DWConv is a popular variant of Conv that has been widely adopted as an important component of many neural networks. For an input I∈Rc×h×w, DWConv applies c filters W∈Rk×k to compute the output O∈Rc×h×w. As shown in Figure 1(b), each filter slides on one input channel and contributes to one output channel. This depth calculation makes the FLOPs (floating point operations) of DWConv only h×w×k2×c, which is lower than the h×w×k2×c2 of conventional Conv. Although effective in reducing FLOPs, DWConv is usually followed by a pointwise convolution (PWConv) and cannot be simply replaced with a regular Conv, because this will cause serious accuracy degradation.

Paranoid convolution as a basic operation

Feature maps have high similarity between different channels, and this redundancy has been addressed in many other studies [17, 82], but few of them have been able to fully exploit it in a simple and effective way . Specifically, we propose a simple convolution method called PConv that can simultaneously reduce redundancy and memory accesses . It only applies regular convolution on a part of the input channels for spatial feature extraction and keeps other channels unchanged.

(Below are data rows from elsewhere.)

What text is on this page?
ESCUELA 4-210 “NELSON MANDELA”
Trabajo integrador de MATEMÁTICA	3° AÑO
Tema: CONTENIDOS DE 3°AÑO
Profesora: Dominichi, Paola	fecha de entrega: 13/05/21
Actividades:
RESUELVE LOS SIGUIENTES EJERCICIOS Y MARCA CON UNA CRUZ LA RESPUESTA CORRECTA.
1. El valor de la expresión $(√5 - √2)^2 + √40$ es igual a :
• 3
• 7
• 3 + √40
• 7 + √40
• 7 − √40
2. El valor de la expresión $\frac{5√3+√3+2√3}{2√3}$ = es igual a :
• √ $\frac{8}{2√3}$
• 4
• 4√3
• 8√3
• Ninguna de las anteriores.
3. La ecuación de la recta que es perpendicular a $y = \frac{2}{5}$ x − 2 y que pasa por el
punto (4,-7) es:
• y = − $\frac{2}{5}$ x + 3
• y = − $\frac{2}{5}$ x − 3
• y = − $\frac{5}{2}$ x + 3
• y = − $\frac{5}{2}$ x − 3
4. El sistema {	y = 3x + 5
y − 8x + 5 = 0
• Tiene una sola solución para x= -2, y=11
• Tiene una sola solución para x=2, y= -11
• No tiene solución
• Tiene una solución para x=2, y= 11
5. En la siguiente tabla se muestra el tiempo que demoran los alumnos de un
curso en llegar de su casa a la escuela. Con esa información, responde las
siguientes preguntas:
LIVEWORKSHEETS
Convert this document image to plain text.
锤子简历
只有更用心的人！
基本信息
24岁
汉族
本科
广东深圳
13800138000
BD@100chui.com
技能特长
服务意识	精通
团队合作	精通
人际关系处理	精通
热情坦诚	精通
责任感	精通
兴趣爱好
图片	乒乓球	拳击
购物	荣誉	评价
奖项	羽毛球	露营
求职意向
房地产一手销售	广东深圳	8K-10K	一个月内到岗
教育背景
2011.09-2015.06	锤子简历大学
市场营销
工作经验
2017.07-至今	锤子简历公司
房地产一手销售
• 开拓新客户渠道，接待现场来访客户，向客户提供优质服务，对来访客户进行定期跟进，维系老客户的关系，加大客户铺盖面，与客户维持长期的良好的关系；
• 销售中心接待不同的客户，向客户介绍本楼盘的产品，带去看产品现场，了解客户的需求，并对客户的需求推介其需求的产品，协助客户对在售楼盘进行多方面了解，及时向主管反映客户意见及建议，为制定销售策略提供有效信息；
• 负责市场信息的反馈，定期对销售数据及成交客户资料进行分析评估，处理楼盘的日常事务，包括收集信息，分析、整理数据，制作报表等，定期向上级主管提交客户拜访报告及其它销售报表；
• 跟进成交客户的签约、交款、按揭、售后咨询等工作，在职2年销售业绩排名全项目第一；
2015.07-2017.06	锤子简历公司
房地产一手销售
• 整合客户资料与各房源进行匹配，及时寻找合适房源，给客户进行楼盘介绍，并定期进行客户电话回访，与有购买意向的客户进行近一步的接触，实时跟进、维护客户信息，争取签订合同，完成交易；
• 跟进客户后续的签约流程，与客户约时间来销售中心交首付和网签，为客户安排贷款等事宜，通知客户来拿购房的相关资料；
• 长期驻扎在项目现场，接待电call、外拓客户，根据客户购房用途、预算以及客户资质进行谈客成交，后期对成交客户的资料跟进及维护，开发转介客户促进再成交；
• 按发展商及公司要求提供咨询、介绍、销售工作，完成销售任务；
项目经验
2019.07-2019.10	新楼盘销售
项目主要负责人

In order to achieve coherent or regular memory access, we take the first or last consecutive CP channels as the representative of the entire feature map. Make calculations . By using the typical partial ratio r = cp/4, PConv has only 16 times the number of floating point operations of a regular convolution. In addition, PConv has smaller memory access.
Insert image description here

PConv followed by PWConv

In order to fully and efficiently utilize all channel information, we further add a point convolution after PConv. Their effective receptive field shape on the input feature map is similar to a T-shaped convolution, compared with conventional convolutions that uniformly process a patch. , paying more attention to the central location. To justify this T-shaped receptive field, we first evaluate the importance of each position by computing its position-wise Frobenius norm. We hypothesize that if a position has a larger Frobenius norm than other positions, it tends to be more important. For a regular convolution
Insert image description here
we consider the position with the largest Frobenius norm to be the salient position. We then jointly inspect each filter in the pretrained ResNet18 to find their salient positions and plot a histogram of the salient positions. The central location is weighted more than its surrounding neighbors. This is consistent with the characteristics of T-shaped calculations.
Insert image description here

FasterNet as a universal backbone network

Considering our innovative PConv and ready-made PWConv as the main building blocks operators, we further propose FasterNet, a family of new neural networks that run fast and are efficient in many visual tasks.

Architecture overview

Our goal is to keep the architecture as simple as possible, without bells and whistles, in order to make it overall hardware-friendly. We present the overall architecture in the diagram below. It has four stages, each stage consists of an embedding layer (a regular Conv4X4 with a stride of 4) or a pooling layer (a regular Conv2X2 with a stride of 2) for spatial downsampling and number of channels. As an extension, each stage has a set of FasterNet blocks. We observe that the blocks in the last two stages consume less memory access and tend to have higher FLOPS, which is verified by Table 1. Therefore, We place more FasterNet blocks in the last two stages and assign more computing tasks accordingly. Each FasterNet block has a PConv layer followed by two PWConv (or Conv1X1) layers. Together they form the inverted residual Difference block, where the middle layer has an extended number of channels and a shortcut connection is placed to reuse input features.
Insert image description here
In addition to the above operators, normalization and activation layers are also essential for a well-performing neural network. However, many previous research works [17, 20, 54] overuse these layers, which may limit feature diversity and thus affect performance. This also reduces overall calculation speed. In contrast, we only add these layers after each intermediate PWConv to preserve feature diversity and achieve lower latency. Furthermore, we use batch normalization (BN) instead of other alternatives. The advantage of BN is that it can be merged with adjacent convolutional layers to make inference faster, while the effect is the same as other methods.
For the activation layer, we empirically selected GELU for the smaller FasterNet variant and Relu for the smaller FasterNet variant. For larger FasterNet variants, taking into account running time and performance, the last three layers, namely global average pooling, a 1X1 convolutional layer and a fully connected layer, are used together for feature conversion and classification.
Insert image description here

appendix

Paper address: https://export.arxiv.org/pdf/2303.03667v1.pdf

FasterNet code:

# --------------------------FasterNet----------------------------
from timm.models.layers import DropPath


class Partial_conv3(nn.Module):
    def __init__(self, dim, n_div, forward):
        super().__init__()
        self.dim_conv3 = dim // n_div
        self.dim_untouched = dim - self.dim_conv3
        self.partial_conv3 = nn.Conv2d(self.dim_conv3, self.dim_conv3, 3, 1, 1, bias=False)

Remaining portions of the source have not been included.